Gaussian Process Models
Part 2

Lecture 14

Dr. Colin Rundel

EDA and GPs

Variogram

When fitting a Gaussian process model, it is often difficult to fit the covariance parameters (they are often correlated and hard to identify).

Today we will discuss some EDA approaches for getting a sense of the values for the scale, lengthscale / effective range and nugget parameters.

From the spatial modeling literature the typical approach is to examine an empirical variogram, first we will define the theoretical variogram and its connection to the covariance.

Variogram & semivariogram

Variogram

\[ 2 \gamma(t_i, t_j) = \text{Var}\left(y(t_i) - y(t_j)\right) \]

SemiVariogram

\[ \gamma(t_i, t_j) = \frac{1}{2} \text{Var}\left(y(t_i) - y(t_j)\right) \]

Properties of the Variogram / Semivariogram

  • both are non-negative \[\gamma(t_i, t_j) \geq 0\]

  • both are equal to 0 at distance 0 \[\gamma(t_i, t_i) = 0\]

  • both are symmetric - \[\gamma(t_i, t_j) = \gamma(t_j, t_i)\]

  • if observations are independent \[2\gamma(t_i, t_j) = \text{Var}\big(y(t_i)\big) + \text{Var}\big(y(t_j)\big) \quad \text{ for all } i \ne j\]

  • if the process is not stationary \[2\gamma(t_i, t_j) = \text{Var}\big(y(t_i)\big) + \text{Var}\big(y(t_j)\big) - 2 \, \text{Cov}\big(y(t_i),y(t_j)\big)\]

  • if the process is stationary \[2\,\gamma(t_i, t_j) = 2 \, \text{Var}\big(y(t_i)\big) - 2 \, \text{Cov}\big(y(t_i),y(t_j)\big)\]

Connection to Covariance

Assuming a squared exponential covariance structure and stationarity,

\[ \begin{aligned} 2\gamma(t_i, t_j) &= 2\text{Var}\big(y(t_i)\big) - 2 \, Cov\big(y(t_i),y(t_j)\big) \\ \gamma(t_i, t_j) &= \text{Var}\big(y(t_i)\big) - \, Cov\big(y(t_i),y(t_j)\big) \\ &= \sigma^2 - \, \sigma^2 \exp\big(-(|t_i-t_j|\,l)^2\big) \end{aligned} \]

Covariance vs Semivariogram - Exponential

Covariance vs Semivariogram - Sq.

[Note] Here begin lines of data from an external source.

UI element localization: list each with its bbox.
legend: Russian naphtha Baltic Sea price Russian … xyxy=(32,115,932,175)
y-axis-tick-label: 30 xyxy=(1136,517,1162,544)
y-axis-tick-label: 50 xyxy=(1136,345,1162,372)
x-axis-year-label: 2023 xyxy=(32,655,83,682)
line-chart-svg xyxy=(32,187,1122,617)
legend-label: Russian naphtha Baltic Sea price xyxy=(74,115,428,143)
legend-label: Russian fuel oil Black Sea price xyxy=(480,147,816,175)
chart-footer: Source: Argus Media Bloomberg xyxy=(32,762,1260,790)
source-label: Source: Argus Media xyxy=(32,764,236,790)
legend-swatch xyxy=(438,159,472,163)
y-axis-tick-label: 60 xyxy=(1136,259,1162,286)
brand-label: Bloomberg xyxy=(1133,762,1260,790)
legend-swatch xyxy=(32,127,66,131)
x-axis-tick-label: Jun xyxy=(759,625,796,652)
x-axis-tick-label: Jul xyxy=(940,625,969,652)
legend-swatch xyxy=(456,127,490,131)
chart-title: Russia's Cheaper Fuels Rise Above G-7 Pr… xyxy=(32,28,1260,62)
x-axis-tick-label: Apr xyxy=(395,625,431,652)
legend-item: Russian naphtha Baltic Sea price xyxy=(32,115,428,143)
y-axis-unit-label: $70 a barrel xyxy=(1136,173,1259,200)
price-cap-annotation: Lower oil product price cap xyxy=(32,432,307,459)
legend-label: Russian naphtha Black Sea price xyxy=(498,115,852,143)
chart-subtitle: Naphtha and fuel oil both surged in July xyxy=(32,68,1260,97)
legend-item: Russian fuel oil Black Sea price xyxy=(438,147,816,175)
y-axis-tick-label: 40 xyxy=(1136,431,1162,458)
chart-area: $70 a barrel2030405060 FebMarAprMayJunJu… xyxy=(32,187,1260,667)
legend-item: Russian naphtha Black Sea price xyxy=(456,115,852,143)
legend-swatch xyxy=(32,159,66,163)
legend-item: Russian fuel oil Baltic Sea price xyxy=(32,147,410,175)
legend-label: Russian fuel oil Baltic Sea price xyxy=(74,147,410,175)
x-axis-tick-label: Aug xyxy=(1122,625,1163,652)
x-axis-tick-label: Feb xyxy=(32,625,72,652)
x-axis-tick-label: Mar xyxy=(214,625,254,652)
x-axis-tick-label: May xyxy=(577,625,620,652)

Exp.

Nugget variance

Very often in the real world we will observe that \(\gamma(t_i, t_i) = 0\) is not true - there will be an initial discontinuity in the semivariogram at \(|t_i - t_j| = 0\).

Why is this?

We can think about Gaussian process regression in the following way,

\[ y(t) = \mu(t) + w(t) + \epsilon(t) \]

where

\[ \begin{aligned} \boldsymbol{\mu}(\boldsymbol{t}) &= \boldsymbol{X} \boldsymbol{\beta} \\ \boldsymbol{w}(\boldsymbol{t}) &\sim N(\boldsymbol{0}, \boldsymbol{\Sigma}) \\ \epsilon(t) &\overset{iid}{\sim} N(0, \sigma^2_w)\\ \end{aligned} \]

Implications

With the inclusion of the \(\epsilon(t)\) terms in the model we now have,

\[ \begin{aligned} \text{Var}\big(y(t_i)\big) &= \sigma^2_w + \Sigma_{ii} \\ Cov\big(y(t_i), y(t_j)\big) &= \Sigma_{ij} \end{aligned} \]

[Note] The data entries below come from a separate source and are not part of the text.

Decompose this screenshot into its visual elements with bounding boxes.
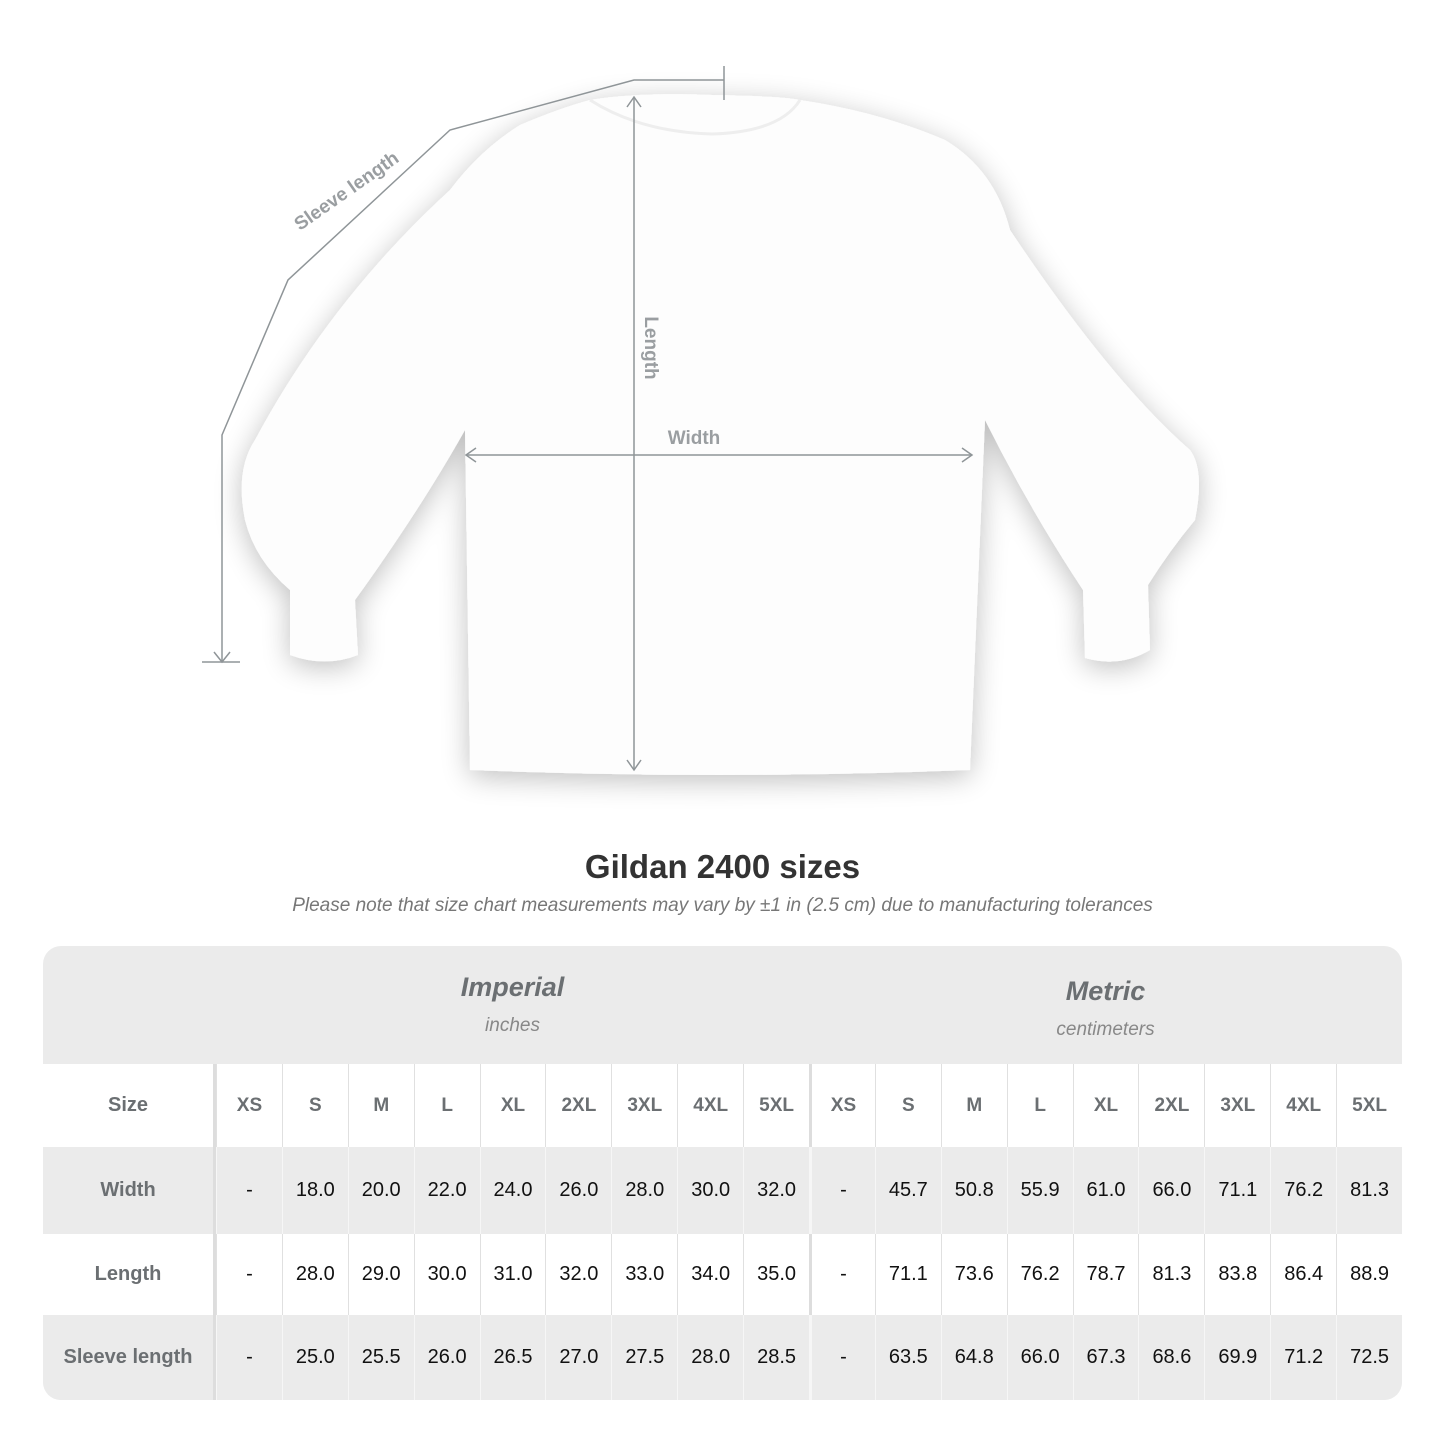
size-header-cell: 3XL [1204,1064,1270,1147]
value-cell: 73.6 [940,1234,1007,1315]
value-cell: 26.5 [479,1315,546,1400]
value-cell: 55.9 [1006,1147,1073,1234]
size-header-cell: 2XL [545,1064,611,1147]
value-cell: 30.0 [413,1234,480,1315]
value-cell: 22.0 [413,1147,480,1234]
value-cell: - [216,1234,282,1315]
value-cell: 29.0 [347,1234,414,1315]
size-header-cell: 4XL [677,1064,743,1147]
value-cell: 45.7 [874,1147,941,1234]
shirt-shape [241,94,1199,775]
value-cell: 69.9 [1204,1315,1270,1400]
size-header-cell: 5XL [743,1064,809,1147]
value-cell: 26.0 [545,1147,611,1234]
imperial-label: Imperial [460,972,565,1002]
size-header-cell: S [281,1064,348,1147]
value-cell: - [809,1315,875,1400]
size-header-cell: M [940,1064,1007,1147]
value-cell: 34.0 [677,1234,743,1315]
shirt-collar [589,98,802,136]
size-header-cell: 4XL [1270,1064,1336,1147]
table-row: Width -18.0 20.0 22.0 24.0 26.0 28.0 30.0 32.0-4… [43,1147,1402,1234]
length-label: Length [640,316,661,379]
size-header-cell: L [413,1064,480,1147]
size-header-cell: XL [479,1064,546,1147]
tolerance-note: Please note that size chart measurements… [292,895,1153,916]
value-cell: 78.7 [1072,1234,1139,1315]
value-cell: 66.0 [1138,1147,1204,1234]
size-header-cell: 2XL [1138,1064,1204,1147]
shirt-diagram: Sleeve length Length Width [202,66,1199,775]
value-cell: 72.5 [1336,1315,1402,1400]
value-cell: 33.0 [611,1234,677,1315]
table-row: Length -28.0 29.0 30.0 31.0 32.0 33.0 34.0 35.0-… [43,1234,1402,1315]
value-cell: 20.0 [347,1147,414,1234]
sleeve-length-label: Sleeve length [291,148,403,235]
value-cell: 30.0 [677,1147,743,1234]
value-cell: 81.3 [1138,1234,1204,1315]
value-cell: - [216,1147,282,1234]
width-arrow-icon [464,447,974,463]
value-cell: 83.8 [1204,1234,1270,1315]
chart-title: Gildan 2400 sizes [584,848,861,885]
value-cell: 61.0 [1072,1147,1139,1234]
value-cell: - [216,1315,282,1400]
imperial-header: Imperial inches [216,946,809,1064]
value-cell: 25.0 [281,1315,348,1400]
size-table: Imperial inches Metric centimeters Size X… [43,946,1402,1400]
size-header-cell: XS [216,1064,282,1147]
size-header-cell: L [1006,1064,1073,1147]
value-cell: 86.4 [1270,1234,1336,1315]
metric-header: Metric centimeters [809,946,1402,1064]
value-cell: 28.5 [743,1315,809,1400]
value-cell: 76.2 [1006,1234,1073,1315]
value-cell: 88.9 [1336,1234,1402,1315]
value-cell: 67.3 [1072,1315,1139,1400]
size-header-cell: 3XL [611,1064,677,1147]
value-cell: 71.2 [1270,1315,1336,1400]
value-cell: 27.0 [545,1315,611,1400]
value-cell: 26.0 [413,1315,480,1400]
width-label: Width [668,428,721,449]
value-cell: 35.0 [743,1234,809,1315]
metric-label: Metric [1065,976,1146,1006]
value-cell: 76.2 [1270,1147,1336,1234]
metric-unit: centimeters [1056,1019,1155,1040]
value-cell: 64.8 [940,1315,1007,1400]
sleeve-arrow-icon [213,651,231,664]
value-cell: 25.5 [347,1315,414,1400]
value-cell: 71.1 [874,1234,941,1315]
sleeve-measure-line [221,79,724,662]
value-cell: 81.3 [1336,1147,1402,1234]
value-cell: 66.0 [1006,1315,1073,1400]
row-label: Length [43,1234,216,1315]
length-arrow-icon [626,95,642,772]
value-cell: - [809,1147,875,1234]
size-header-cell: 5XL [1336,1064,1402,1147]
value-cell: 28.0 [677,1315,743,1400]
size-header-row: Size XS S M L XL 2XL 3XL 4XL 5XL XS S M L XL 2XL 3XL 4XL 5… [43,1064,1402,1147]
size-header-cell: XS [809,1064,875,1147]
value-cell: - [809,1234,875,1315]
row-label: Size [43,1064,216,1147]
table-row: Sleeve length -25.0 25.5 26.0 26.5 27.0 27.5 28… [43,1315,1402,1400]
value-cell: 63.5 [874,1315,941,1400]
row-label: Sleeve length [43,1315,216,1400]
size-header-cell: M [347,1064,414,1147]
value-cell: 28.0 [281,1234,348,1315]
value-cell: 32.0 [545,1234,611,1315]
size-header-cell: S [874,1064,941,1147]
row-label: Width [43,1147,216,1234]
value-cell: 71.1 [1204,1147,1270,1234]
value-cell: 31.0 [479,1234,546,1315]
value-cell: 18.0 [281,1147,348,1234]
value-cell: 50.8 [940,1147,1007,1234]
value-cell: 28.0 [611,1147,677,1234]
value-cell: 24.0 [479,1147,546,1234]
value-cell: 27.5 [611,1315,677,1400]
size-header-cell: XL [1072,1064,1139,1147]
value-cell: 68.6 [1138,1315,1204,1400]
imperial-unit: inches [485,1015,540,1036]
value-cell: 32.0 [743,1147,809,1234]
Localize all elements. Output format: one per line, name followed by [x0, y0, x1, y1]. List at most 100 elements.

Therefore, for a squared exponential covariance model with a nugget component the semivariogram is given by,

\[ \gamma(t_i,t_j) = \left(\sigma^2 + \sigma^2_w \right) - \sigma^2 \exp \left(- (|t_i-t_j|\,l)^2\right) \]

\[ \begin{aligned} \gamma(t_i,t_i) &= \left(\sigma^2 + \sigma^2_w \right) - \sigma^2 \exp \left(- (|t_i-t_j|\,l)^2\right) \\ &= \left(\sigma^2 + \sigma^2_w \right) - \sigma^2 \exp \left(0\right) = \sigma^2_w \end{aligned} \]

Semivariogram features


Empirical Semivariogram

We will assume that our process of interest is stationary, in which case we will parameterize the semivariagram in terms of \(d = |t_i - t_j|\).

Empirical Semivariogram:

\[ \hat{\gamma}(d) = \frac{1}{2 \, N(d)} \sum_{|t_i-t_j| \in (d-\epsilon,d+\epsilon)} (y(t_i) - y(t_j))^2 \]

. . .

Practically, for any data set with \(n\) observations there are \({n \choose 2} + n\) possible data pairs to examine. Each individually is not very informative, so we aggregate into bins and calculate the empirical semivariogram for each bin.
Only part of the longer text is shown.